Bringing Both Versions Together: The 360° Reading Experience
During the first two layers of analysis, students focused on single-format reading experiences. For this final 360° reading experience phase, the graphic novel and audiobook experiences are brought together so that students have the opportunity to experience them simultaneously. Invite students to both read and listen during the first draft reading. Follow with a second immersive 360° reading experience, during which we recommend guiding students’ responses using the following questions:
- How do you describe the experience of listening to the graphic novel as you read?
- What do you notice about yourself as a reader-viewer-listener?
- Did the story resonate in different ways for you? If so, how?
- What new / different / expanded noticings or ideas did you think about?
- Were there instances where one format disrupted or interfered with your connection to the story or immersion in the storyworld?
Fine-Tuning Students’ Text Analysis
Finally, if you have curricular time and space, you may want to engage students in a more detailed analysis of these text extracts. For Dani, who teaches AP students, literary analysis is something that students need to practice and feel confident about. Dani has also engaged students in studying and thinking about graphic novels and their audiobook counterparts in both a Comic Book elective class and a Research Club for students. We developed an analysis template that Dani used to support her students in constructing the kinds of detailed notes that build towards detailed literary analyses–especially as it is hard to annotate audiobooks. Feel free to use and adapt!
Additional Recommended Texts
First, we definitely recommend When Stars are Scattered by Victoria Jamieson and Omar Mohamed. The graphic novel shares the lives Omar and his younger brother, Hussein, lead in a refugee camp in Kenya. The brothers’ relationship is centered as the trajectories of their lives unfold. A compelling dynamic text excerpt would be the opening pages of the graphic novel before Chapter 1 starts.
Second, we recommend White Bird: A Wonder Story by R. J. Palacio, a historical fiction graphic novel prequel to Wonder. This text focuses on the experiences of Sara Blum, grandmother to Julian Albans, the class bully in Wonder. Her story of hiding alongside a former classmate she once shunned during World War II in Nazi-occupied France contains echoes of Julian’s story. The dynamic closing sequence of the text offers opportunities to discuss the visual metaphor of the white bird and what is lost in terms of context. Some images in the graphic novel are not accounted for in the audiobook.

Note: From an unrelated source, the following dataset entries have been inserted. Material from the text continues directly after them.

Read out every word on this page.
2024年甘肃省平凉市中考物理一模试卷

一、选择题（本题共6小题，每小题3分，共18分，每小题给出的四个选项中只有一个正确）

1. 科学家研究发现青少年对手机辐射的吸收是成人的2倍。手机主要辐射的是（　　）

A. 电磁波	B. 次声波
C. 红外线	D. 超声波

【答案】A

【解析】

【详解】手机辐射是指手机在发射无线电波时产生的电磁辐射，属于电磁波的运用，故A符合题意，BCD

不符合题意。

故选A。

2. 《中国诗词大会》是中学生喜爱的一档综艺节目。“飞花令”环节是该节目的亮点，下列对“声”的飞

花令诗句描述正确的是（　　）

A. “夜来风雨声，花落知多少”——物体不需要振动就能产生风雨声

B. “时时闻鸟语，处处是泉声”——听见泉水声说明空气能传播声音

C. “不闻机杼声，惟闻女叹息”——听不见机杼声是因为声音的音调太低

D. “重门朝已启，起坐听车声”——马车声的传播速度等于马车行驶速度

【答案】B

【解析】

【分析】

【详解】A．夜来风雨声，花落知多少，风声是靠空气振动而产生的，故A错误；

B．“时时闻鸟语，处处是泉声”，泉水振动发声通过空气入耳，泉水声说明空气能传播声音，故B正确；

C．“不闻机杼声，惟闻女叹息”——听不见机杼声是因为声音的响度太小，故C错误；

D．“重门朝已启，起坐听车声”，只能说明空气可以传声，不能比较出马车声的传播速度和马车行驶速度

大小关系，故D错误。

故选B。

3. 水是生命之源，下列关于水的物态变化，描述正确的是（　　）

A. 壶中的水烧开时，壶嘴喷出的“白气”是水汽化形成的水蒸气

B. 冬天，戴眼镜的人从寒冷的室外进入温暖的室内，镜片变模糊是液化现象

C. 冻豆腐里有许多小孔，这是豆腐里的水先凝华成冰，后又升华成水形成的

Third, we recommend Nimona by ND Stevenson. This fantasy narrative tells the story of teenage shapeshifter, Nimona, and her supervillain mentor, Lord Ballister Blackheart, as they try to prove that the heroes among them are not as heroic as they seem. The fight scenes in this text offer particularly dynamic moments for visual and auditory analysis. The addition of a recent film adaptation on Netflix provides yet another narrative medium for analysis.